The dependence on ambient temperature found for clothing insulation in this study was in good agreement with the behavioural adaptive clothing model of UTCI (Havenith et al. 2011). Although the average profile showed slightly increased insulation values compared to the UTCI model at 20–22°C, which might be explained by the observation that survey participants used ‘winter’ clothing at temperatures that might as well represent ‘summer’ conditions, and although there were still smaller, but significant, differences between the insulation worn by males and females in warm conditions, the overall pattern of clothing choice was properly reflected by UTCI.

The observed thermal sensation votes were predicted well by the DTS simulated by the UTCI-Fiala model for reference conditions. The predictions averaged over the simulated 2 h exposure time gave better approximations than the steady-state values after 2 h, which might have been expected from presumed differences in the assessment of indoor and outdoor thermal comfort with a higher relevance of the dynamic aspects of thermal comfort for the outdoor environment (Höppe 2002). Surprisingly, the predictions for 0.5 h, which matched closely the average time spent outdoors (28 min) before completing the survey, were still worse than the 2 h values. One explanation could be related to expectations or experience of the outdoor climate prior to the period actually considered (Nikolopoulou and Steemers 2003; Knez et al. 2009), which could also be associated with local building characteristics, usually with low thermal insulation, not air-conditioned and, in many cases, similar to enclosed semi-outdoor spaces resembling outdoor conditions (Spagnolo and de Dear 2003).

The simple procedure to predict thermal sensation from DTS values for the reference environmental conditions, which was already available from UTCI development (Bröde et al. 2011), provided the same degree of accuracy as the more complex approach of running the UTCI-Fiala model for the climatic parameters actually recorded. This suggests that UTCI allows for adequate comparisons of climatic conditions and again confirms the simplified approach taken by UTCI to develop an assessment scale based on responses to reference conditions. Interestingly, the inclusion of individually recorded clothing insulation as additional input to the UTCI-Fiala model even impaired the predictive capacity, although individualised models performed better in other contexts (van Marken Lichtenbelt et al. 2004; Havenith and Middendorp 1990). One reason might be that differences in the choice of clothing insulation under identical climate conditions, which are evident by the large inter-individual variation observed in this study sample, could partly reflect differences in individual thermoregulatory systems. Thus, considering individual variations in chosen clothing insulation without at the same time taking into account individual differences in thermoregulation and potentially interacting personal and psychological characteristics (Knez et al. 2009) might be counterproductive. However, information on individual thermoregulation besides simple anthropometric characteristics such as height and weight is difficult to obtain in a survey.

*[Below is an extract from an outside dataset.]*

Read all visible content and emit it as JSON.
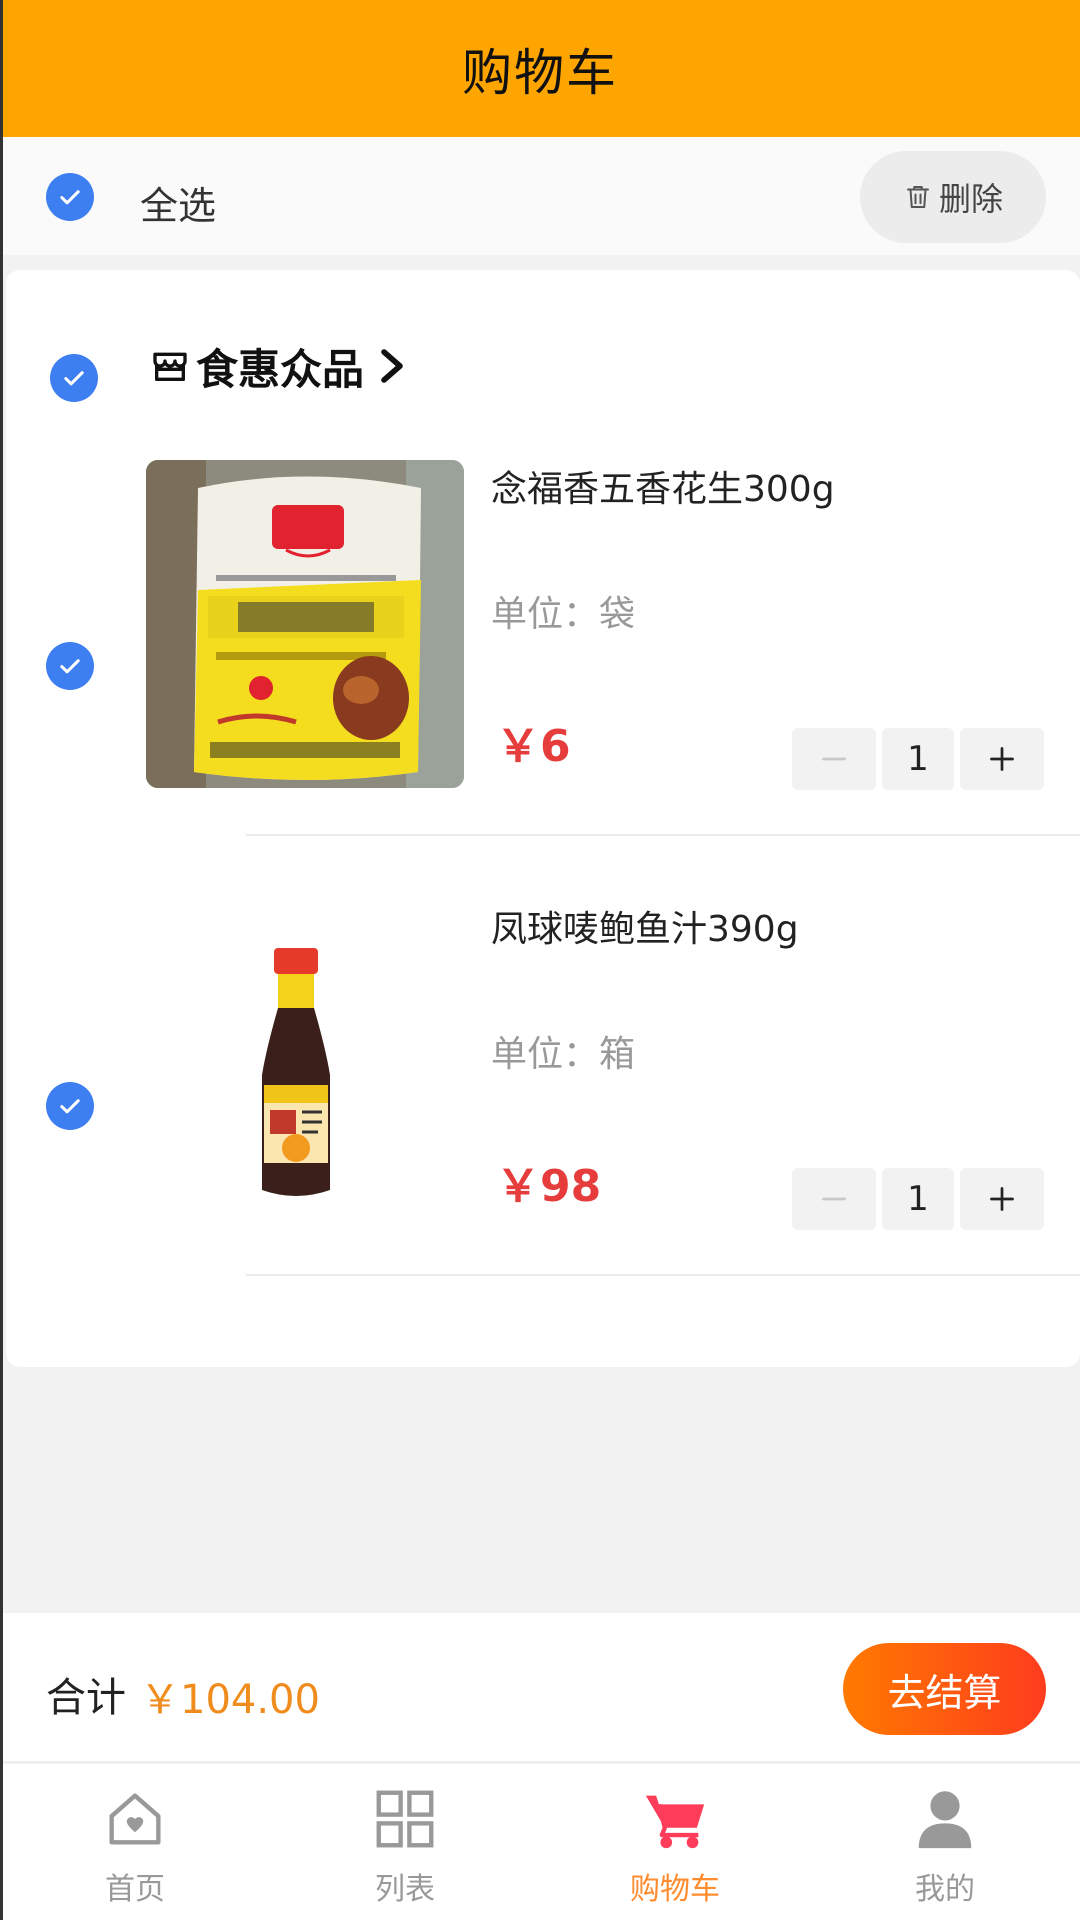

The analyses of subgroups revealed a negligible influence of gender and age on prediction error, whereas there was only a limited increase in the error for obese persons and in the colder season. Within the conditions studied here, UTCI appears to be applicable to males and females, to young and adult people as well as to the elderly, although it should be noted that the study population was restricted to healthy and permanent, i.e. acclimatised, residents. The small rmse of less than 1 point on the 7-point thermal sensation scale observed in all subgroups suggests a reasonable goodness-of-fit and does not advocate the need for calibration of the UTCI procedure, which was developed mostly from European data, to the sub-tropical region under study.

As the UTCI may be coupled easily to measurements from meteorological monitoring stations (Spagnolo and de Dear 2003) or to computational fluid dynamics software (CFD) simulating the physical parameters of the thermal environment (Cropper et al. 2010), our results suggest that the UTCI may serve as a suitable planning tool for urban thermal comfort in sub-tropical regions.